When we think about theatre as a platform we have a clear picture of it as an independent medium of communication. A medium where there is equality and every artist can share their stories and experiences for the growth of the community altogether. But what if we say that this strong and independent medium was not this flexible for women at that time period? Let's discuss the journey of women in theatre as we celebrate womanhood today.

There was a time when women were restricted to come forward in cultural arts. Women weren't able to act on stage or voice their opinion. There was a time when women characters were also played by men. Even though the theatre was a prominent part of communication during history but unfortunately theatre was unfair for women due to traditional norms and practices followed all over the world. As times changed women thrived and strived to earn a position in the world of theatre.

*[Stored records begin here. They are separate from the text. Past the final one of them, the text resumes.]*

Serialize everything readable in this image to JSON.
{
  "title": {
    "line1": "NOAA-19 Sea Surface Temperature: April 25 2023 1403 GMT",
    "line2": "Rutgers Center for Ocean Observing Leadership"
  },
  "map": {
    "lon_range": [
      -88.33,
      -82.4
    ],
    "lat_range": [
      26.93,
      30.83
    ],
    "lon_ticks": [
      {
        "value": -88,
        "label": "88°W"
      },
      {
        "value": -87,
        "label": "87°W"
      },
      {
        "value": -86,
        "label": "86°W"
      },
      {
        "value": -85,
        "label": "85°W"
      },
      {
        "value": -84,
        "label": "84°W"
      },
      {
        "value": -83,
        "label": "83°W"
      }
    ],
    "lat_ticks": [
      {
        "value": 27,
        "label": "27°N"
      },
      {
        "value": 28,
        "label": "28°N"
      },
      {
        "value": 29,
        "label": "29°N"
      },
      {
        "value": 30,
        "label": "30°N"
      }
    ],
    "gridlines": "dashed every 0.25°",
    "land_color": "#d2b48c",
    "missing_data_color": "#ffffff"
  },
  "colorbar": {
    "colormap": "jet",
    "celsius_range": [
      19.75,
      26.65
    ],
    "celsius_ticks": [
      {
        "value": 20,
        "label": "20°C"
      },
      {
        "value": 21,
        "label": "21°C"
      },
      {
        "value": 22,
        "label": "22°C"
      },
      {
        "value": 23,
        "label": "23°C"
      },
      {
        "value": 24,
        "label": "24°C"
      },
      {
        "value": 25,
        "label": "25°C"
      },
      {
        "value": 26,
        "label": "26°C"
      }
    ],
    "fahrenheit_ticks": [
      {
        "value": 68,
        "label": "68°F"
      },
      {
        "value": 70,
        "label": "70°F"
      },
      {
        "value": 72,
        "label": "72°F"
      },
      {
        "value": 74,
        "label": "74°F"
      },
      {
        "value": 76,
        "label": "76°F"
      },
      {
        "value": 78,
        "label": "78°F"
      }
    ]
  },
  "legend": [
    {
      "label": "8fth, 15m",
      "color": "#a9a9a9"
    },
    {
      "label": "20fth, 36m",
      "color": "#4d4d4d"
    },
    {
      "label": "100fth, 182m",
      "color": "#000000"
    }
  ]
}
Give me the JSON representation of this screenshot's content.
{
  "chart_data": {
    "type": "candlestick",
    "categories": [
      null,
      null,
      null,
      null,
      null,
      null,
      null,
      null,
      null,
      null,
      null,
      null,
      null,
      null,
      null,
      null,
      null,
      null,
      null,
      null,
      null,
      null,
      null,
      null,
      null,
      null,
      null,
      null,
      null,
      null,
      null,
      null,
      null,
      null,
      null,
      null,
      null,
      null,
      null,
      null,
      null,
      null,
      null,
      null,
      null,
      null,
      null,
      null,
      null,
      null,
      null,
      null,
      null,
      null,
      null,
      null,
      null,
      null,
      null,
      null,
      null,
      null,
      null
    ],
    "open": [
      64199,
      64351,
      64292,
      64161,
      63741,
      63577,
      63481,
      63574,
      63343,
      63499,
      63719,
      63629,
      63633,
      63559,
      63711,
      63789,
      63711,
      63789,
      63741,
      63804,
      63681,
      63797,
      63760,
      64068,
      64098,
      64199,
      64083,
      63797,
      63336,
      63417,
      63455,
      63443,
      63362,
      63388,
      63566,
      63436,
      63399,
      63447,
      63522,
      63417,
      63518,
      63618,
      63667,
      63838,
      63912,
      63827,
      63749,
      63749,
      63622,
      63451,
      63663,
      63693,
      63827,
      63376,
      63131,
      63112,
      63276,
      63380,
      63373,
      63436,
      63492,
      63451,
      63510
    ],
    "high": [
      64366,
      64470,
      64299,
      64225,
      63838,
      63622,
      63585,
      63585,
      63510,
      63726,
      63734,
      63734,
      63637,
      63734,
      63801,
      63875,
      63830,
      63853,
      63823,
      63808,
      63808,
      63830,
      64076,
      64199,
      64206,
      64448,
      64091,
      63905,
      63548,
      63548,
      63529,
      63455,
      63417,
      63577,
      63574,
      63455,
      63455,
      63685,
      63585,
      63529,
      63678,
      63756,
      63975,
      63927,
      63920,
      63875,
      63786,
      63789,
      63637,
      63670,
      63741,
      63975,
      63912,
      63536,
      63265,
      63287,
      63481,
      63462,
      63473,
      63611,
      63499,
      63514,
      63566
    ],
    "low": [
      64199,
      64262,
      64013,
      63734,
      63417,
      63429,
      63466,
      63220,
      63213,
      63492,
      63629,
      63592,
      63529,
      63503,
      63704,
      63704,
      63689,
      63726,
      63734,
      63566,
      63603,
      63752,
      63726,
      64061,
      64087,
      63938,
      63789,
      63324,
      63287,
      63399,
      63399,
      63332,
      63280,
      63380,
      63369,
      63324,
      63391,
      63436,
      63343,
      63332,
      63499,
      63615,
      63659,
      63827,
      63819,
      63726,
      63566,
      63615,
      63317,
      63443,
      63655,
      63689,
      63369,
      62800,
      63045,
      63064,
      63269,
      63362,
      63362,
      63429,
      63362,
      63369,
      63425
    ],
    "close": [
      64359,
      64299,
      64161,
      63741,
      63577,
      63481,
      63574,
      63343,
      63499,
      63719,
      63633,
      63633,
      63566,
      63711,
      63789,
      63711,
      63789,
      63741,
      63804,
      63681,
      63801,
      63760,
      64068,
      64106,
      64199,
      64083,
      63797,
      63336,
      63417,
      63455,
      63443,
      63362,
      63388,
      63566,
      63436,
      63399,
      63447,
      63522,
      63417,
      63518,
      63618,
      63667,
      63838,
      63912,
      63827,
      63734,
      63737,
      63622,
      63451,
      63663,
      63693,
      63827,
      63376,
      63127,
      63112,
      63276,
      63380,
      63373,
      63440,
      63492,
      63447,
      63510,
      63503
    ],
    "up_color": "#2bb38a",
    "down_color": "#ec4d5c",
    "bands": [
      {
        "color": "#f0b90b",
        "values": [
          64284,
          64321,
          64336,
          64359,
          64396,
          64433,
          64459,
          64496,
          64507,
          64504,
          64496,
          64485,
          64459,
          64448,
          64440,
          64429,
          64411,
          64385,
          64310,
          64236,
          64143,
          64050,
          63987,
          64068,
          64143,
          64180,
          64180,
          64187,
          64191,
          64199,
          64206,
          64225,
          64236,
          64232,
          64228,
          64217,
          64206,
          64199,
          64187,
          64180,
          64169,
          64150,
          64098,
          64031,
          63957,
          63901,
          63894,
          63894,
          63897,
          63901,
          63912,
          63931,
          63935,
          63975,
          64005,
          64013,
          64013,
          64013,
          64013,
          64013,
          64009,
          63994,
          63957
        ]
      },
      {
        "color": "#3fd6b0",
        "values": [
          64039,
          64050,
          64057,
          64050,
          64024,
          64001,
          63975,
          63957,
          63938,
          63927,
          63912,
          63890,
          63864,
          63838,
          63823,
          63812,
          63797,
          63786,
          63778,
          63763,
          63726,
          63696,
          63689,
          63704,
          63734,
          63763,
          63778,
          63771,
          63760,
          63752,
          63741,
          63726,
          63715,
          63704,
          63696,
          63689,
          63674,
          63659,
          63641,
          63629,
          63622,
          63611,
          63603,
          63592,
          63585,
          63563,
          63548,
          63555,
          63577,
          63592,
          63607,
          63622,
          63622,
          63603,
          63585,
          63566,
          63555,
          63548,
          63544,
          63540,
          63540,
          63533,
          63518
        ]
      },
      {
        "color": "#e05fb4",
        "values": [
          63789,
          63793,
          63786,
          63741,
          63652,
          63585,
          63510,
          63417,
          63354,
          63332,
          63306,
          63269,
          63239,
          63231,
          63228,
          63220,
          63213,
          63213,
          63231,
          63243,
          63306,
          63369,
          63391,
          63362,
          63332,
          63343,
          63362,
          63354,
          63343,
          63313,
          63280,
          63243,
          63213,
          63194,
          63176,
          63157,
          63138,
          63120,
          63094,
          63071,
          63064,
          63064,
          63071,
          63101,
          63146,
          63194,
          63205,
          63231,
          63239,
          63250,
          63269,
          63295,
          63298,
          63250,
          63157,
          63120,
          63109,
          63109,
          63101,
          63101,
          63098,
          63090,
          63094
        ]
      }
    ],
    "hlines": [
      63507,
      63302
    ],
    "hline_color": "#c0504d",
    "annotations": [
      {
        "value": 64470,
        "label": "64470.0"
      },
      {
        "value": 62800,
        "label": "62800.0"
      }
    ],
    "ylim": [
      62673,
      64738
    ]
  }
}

While we discuss the scenario of our nation, It was even more crucial. Women who got attracted to performing art got them to shame as they were considered vulgar and devalued as per the norms and orthodox thoughts. Indian theatre was at its peak while the pre and post-colonial eras as it was a period when people shared their revolutionary thoughts for the betterment of the masses, but still during that time it wasn't easy for women to voice their opinions through the art form.

During the 1970s there occurred a revolutionary movement in the world of theatre that was known as Stree Preksha and also feminist theatre. This movement empowered Indian women to share their stories and own a prominent position in the world of theatre. Women were not only performing on stage but were also writing plays. The stories about hardships faced by the women were shared by women who performed even in remote areas in a form of street plays to generate awareness about women's empowerment and gender equality.


Tun Tun Mukherji, Manjula Padmanabham, Poile Sengupta, and Bharti Sarabhai were the writers of this movement who wrote women-centric plays to reconstruct the idea of women's empowerment and to spread awareness about the hardships faced by women around the nation. Girish Karnad and Vijay Tendulkar were male writers who contributed by writing plays to promote feminism and womanhood.


When we look back at the past, we realize that women have been restricted to conquer their dreams but as the times have changed it's our duty to promote women's participation in performing arts and add to the legacy left by the strong women of theatre in the past.